Starting tonight, we are telling them. This evening, Endeavor unveils the first print edition of Elsewhere, our new magazine. It’s beautiful. It shares inspiring examples of entrepreneurial heroes in unexpected places. You can think of it as The New Yorker, if New Yorkers believed that the world extended north, south, east, or west of where we sit tonight in New York City.
No one represents the potential and power of Elsewhere better than our 3,130 Endeavor Entrepreneurs from more than 50 countries. Collectively, these founders generate $100B in revenue, create millions of jobs and sustain entire communities.

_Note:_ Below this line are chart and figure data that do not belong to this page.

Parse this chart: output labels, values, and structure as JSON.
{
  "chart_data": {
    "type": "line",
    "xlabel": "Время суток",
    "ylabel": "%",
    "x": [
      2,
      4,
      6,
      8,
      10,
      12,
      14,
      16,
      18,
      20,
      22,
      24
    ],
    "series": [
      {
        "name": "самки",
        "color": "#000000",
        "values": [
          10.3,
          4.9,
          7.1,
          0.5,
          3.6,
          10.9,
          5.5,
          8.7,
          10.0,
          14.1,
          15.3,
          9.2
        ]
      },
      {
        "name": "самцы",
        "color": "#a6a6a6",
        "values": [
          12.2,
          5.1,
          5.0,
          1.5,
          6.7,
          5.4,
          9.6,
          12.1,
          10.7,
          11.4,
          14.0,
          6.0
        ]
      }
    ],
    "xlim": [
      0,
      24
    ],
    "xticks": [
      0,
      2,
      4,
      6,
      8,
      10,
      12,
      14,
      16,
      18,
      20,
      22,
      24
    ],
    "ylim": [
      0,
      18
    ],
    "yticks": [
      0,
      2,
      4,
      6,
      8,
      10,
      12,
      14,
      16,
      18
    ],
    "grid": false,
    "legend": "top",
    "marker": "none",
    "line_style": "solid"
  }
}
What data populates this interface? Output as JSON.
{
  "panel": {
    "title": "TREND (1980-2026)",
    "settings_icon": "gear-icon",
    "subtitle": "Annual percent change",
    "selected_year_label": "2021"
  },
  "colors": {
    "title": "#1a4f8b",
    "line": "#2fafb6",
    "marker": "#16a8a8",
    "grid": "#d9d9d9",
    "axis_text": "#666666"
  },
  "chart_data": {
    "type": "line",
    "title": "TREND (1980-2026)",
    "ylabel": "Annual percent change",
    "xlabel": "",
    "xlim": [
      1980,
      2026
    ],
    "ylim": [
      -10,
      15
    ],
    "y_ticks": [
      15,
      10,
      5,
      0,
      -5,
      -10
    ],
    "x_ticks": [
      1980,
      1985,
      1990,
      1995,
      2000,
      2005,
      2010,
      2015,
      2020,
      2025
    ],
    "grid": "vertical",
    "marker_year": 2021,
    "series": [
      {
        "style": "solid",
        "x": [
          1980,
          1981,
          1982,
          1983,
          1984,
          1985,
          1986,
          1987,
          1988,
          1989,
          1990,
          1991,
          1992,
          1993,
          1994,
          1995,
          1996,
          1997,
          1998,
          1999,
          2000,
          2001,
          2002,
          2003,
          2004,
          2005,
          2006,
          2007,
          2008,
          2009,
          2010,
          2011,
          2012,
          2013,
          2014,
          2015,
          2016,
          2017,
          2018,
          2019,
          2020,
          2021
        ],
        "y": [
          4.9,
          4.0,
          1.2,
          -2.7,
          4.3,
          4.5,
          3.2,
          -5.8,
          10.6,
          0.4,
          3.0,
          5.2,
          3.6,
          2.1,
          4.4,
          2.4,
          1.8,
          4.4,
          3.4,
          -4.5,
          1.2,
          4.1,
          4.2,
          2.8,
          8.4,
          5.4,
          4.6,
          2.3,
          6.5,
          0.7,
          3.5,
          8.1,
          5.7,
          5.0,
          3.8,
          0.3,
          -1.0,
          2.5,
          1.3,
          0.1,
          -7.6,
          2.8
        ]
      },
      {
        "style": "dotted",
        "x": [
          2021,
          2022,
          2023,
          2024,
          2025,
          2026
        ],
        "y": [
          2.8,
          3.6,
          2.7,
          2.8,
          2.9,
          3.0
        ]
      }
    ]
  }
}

When we launched Endeavor in 1997, 90% of global venture capital went to Silicon Valley. Today, 70% goes to Silicon Valley and China, while 30% goes Elsewhere. That’s not parity. But it is progress. There’s still work to do. Fourteen years ago, we created Endeavor Catalyst to help fill this funding gap. Soon, we will have raised over $800M to co-invest in our entrepreneurs.
Now, as we chart Endeavor’s Vision 2035 to double our footprint to 100 markets, I ask you to join us as ambassadors of Elsewhere. Together with top founders and Endeavor’s global network, we are remaking the map. Because the future isn’t being built in two places.
The future is being built everywhere.